I was reading a recent speech of McCreevy, where he was talking about taxes. Patents royalties can be viewed as taxes, so let's replace the word tax with patent royalties:
As you have said, taxes touch everyone's lives in one way or another. Certainly there has been no part of my adult life when taxes haven't been at the centre of what I have been doing: studying them, advising on them, legislating on them, levying them, spending them, and like everyone else suffering the pain of paying them.
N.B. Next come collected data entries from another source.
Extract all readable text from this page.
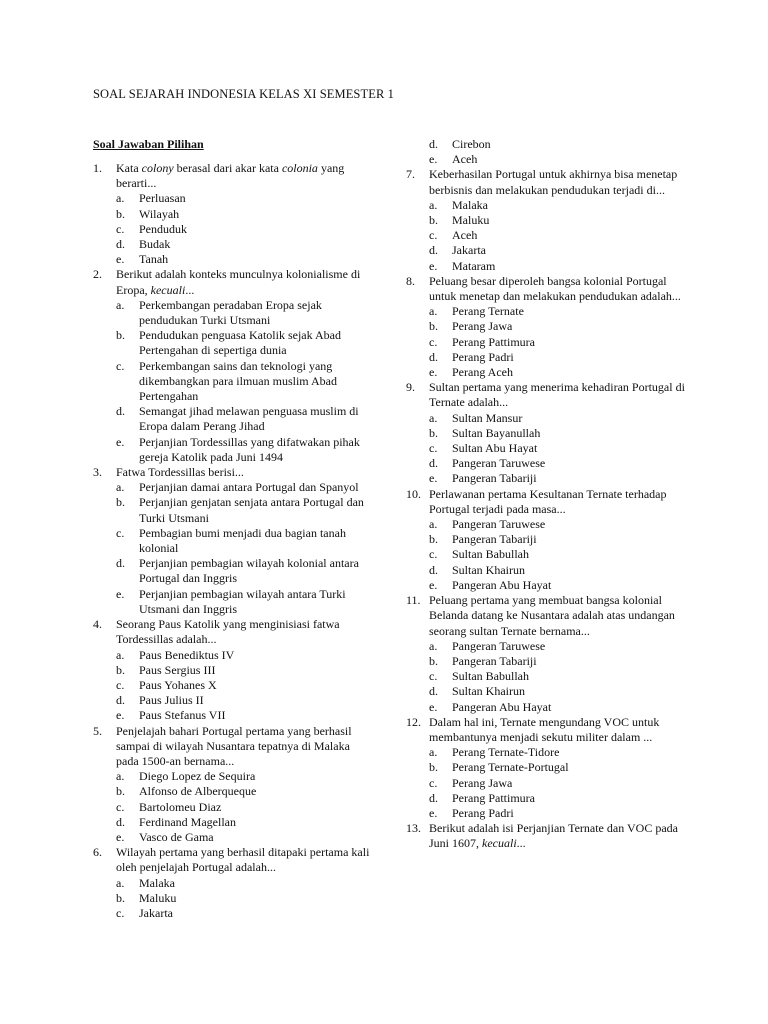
SOAL SEJARAH INDONESIA KELAS XI SEMESTER 1
Soal Jawaban Pilihan
1. Kata colony berasal dari akar kata colonia yang berarti...
a. Perluasan
b. Wilayah
c. Penduduk
d. Budak
e. Tanah
2. Berikut adalah konteks munculnya kolonialisme di Eropa, kecuali...
a. Perkembangan peradaban Eropa sejak pendudukan Turki Utsmani
b. Pendudukan penguasa Katolik sejak Abad Pertengahan di sepertiga dunia
c. Perkembangan sains dan teknologi yang dikembangkan para ilmuan muslim Abad Pertengahan
d. Semangat jihad melawan penguasa muslim di Eropa dalam Perang Jihad
e. Perjanjian Tordessillas yang difatwakan pihak gereja Katolik pada Juni 1494
3. Fatwa Tordessillas berisi...
a. Perjanjian damai antara Portugal dan Spanyol
b. Perjanjian genjatan senjata antara Portugal dan Turki Utsmani
c. Pembagian bumi menjadi dua bagian tanah kolonial
d. Perjanjian pembagian wilayah kolonial antara Portugal dan Inggris
e. Perjanjian pembagian wilayah antara Turki Utsmani dan Inggris
4. Seorang Paus Katolik yang menginisiasi fatwa Tordessillas adalah...
a. Paus Benediktus IV
b. Paus Sergius III
c. Paus Yohanes X
d. Paus Julius II
e. Paus Stefanus VII
5. Penjelajah bahari Portugal pertama yang berhasil sampai di wilayah Nusantara tepatnya di Malaka pada 1500-an bernama...
a. Diego Lopez de Sequira
b. Alfonso de Alberqueque
c. Bartolomeu Diaz
d. Ferdinand Magellan
e. Vasco de Gama
6. Wilayah pertama yang berhasil ditapaki pertama kali oleh penjelajah Portugal adalah...
a. Malaka
b. Maluku
c. Jakarta
d. Cirebon
e. Aceh
7. Keberhasilan Portugal untuk akhirnya bisa menetap berbisnis dan melakukan pendudukan terjadi di...
a. Malaka
b. Maluku
c. Aceh
d. Jakarta
e. Mataram
8. Peluang besar diperoleh bangsa kolonial Portugal untuk menetap dan melakukan pendudukan adalah...
a. Perang Ternate
b. Perang Jawa
c. Perang Pattimura
d. Perang Padri
e. Perang Aceh
9. Sultan pertama yang menerima kehadiran Portugal di Ternate adalah...
a. Sultan Mansur
b. Sultan Bayanullah
c. Sultan Abu Hayat
d. Pangeran Taruwese
e. Pangeran Tabariji
10. Perlawanan pertama Kesultanan Ternate terhadap Portugal terjadi pada masa...
a. Pangeran Taruwese
b. Pangeran Tabariji
c. Sultan Babullah
d. Sultan Khairun
e. Pangeran Abu Hayat
11. Peluang pertama yang membuat bangsa kolonial Belanda datang ke Nusantara adalah atas undangan seorang sultan Ternate bernama...
a. Pangeran Taruwese
b. Pangeran Tabariji
c. Sultan Babullah
d. Sultan Khairun
e. Pangeran Abu Hayat
12. Dalam hal ini, Ternate mengundang VOC untuk membantunya menjadi sekutu militer dalam ...
a. Perang Ternate-Tidore
b. Perang Ternate-Portugal
c. Perang Jawa
d. Perang Pattimura
e. Perang Padri
13. Berikut adalah isi Perjanjian Ternate dan VOC pada Juni 1607, kecuali...
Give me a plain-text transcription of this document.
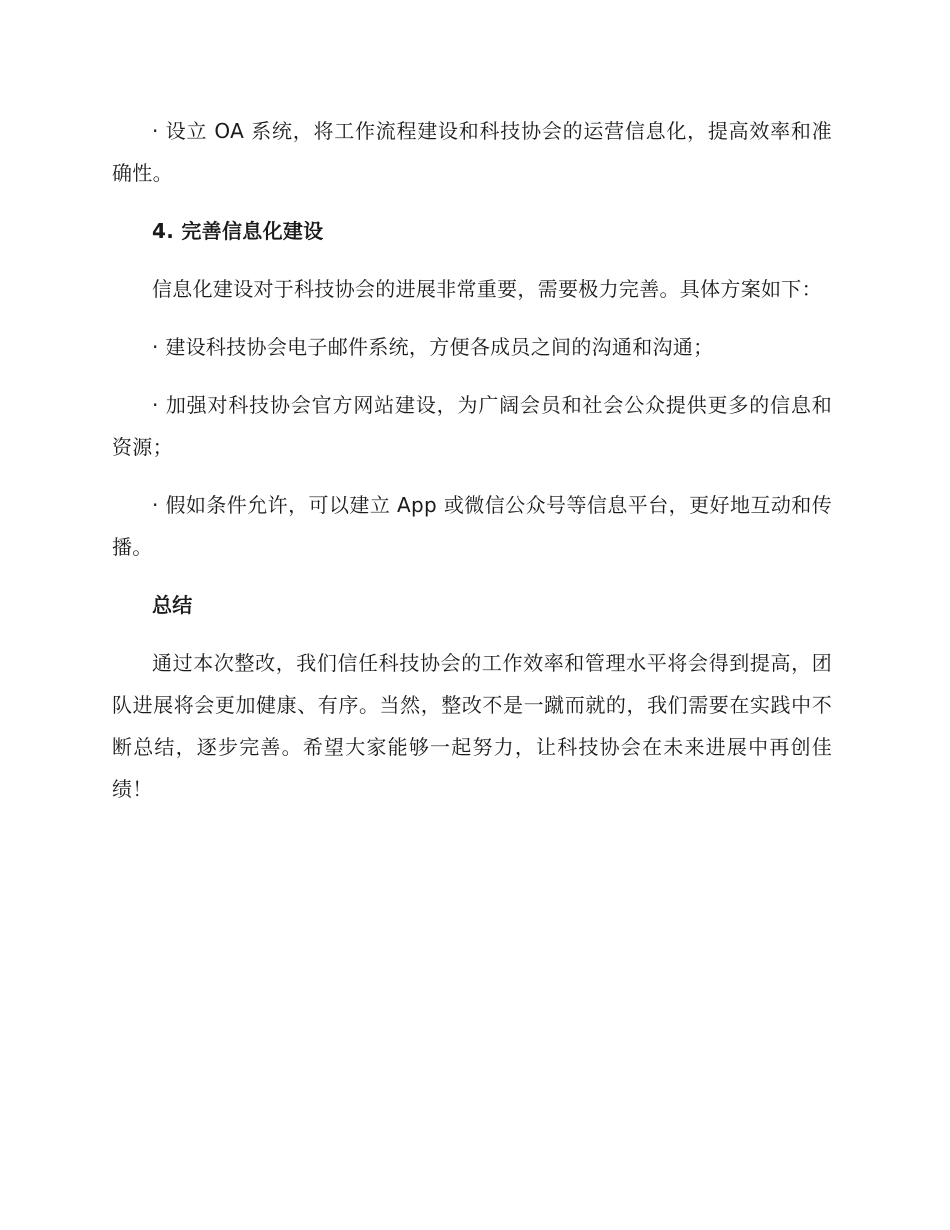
· 设立 OA 系统，将工作流程建设和科技协会的运营信息化，提高效率和准确性。

4. 完善信息化建设

信息化建设对于科技协会的进展非常重要，需要极力完善。具体方案如下：

· 建设科技协会电子邮件系统，方便各成员之间的沟通和沟通；

· 加强对科技协会官方网站建设，为广阔会员和社会公众提供更多的信息和资源；

· 假如条件允许，可以建立 App 或微信公众号等信息平台，更好地互动和传播。

总结

通过本次整改，我们信任科技协会的工作效率和管理水平将会得到提高，团队进展将会更加健康、有序。当然，整改不是一蹴而就的，我们需要在实践中不断总结，逐步完善。希望大家能够一起努力，让科技协会在未来进展中再创佳绩！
For a brief time in the 1990s I was charged with the task of leading the opposition to them. I thought that that particular role was over when I ceased being opposition spokesman on Finance in 1997. But now, as my colleague Lazlo Kovacs will tell you, I do play a part-time opposition role in Brussels.
which gives:
As you have said, patent royalties touch everyone's lives in one way or another. Certainly there has been no part of my adult life when patent royalties haven't been at the centre of what I have been doing: studying them, advising on them, legislating on them, levying them, spending them, and like everyone else suffering the pain of paying them.
For a brief time in the 1990s I was charged with the task of leading the opposition to them. I thought that that particular role was over when I ceased being opposition spokesman on Finance in 1997. But now, as my colleague Lazlo Kovacs will tell you, I do play a part-time opposition role in Brussels.
And he is finishing with the Irish business model of tax haven:
And I can tell you this, Ireland needs people like you to get some important messages across to other Member States in Europe; in particular, those that are small and peripheral and for whom the opportunities to replicate the Irish economic model must not be closed by misguided proposals in the taxation area.
I think he is talking about the misguided tax strategy of Ireland, which promotes fiscal evasion for companies like Google or Microsoft.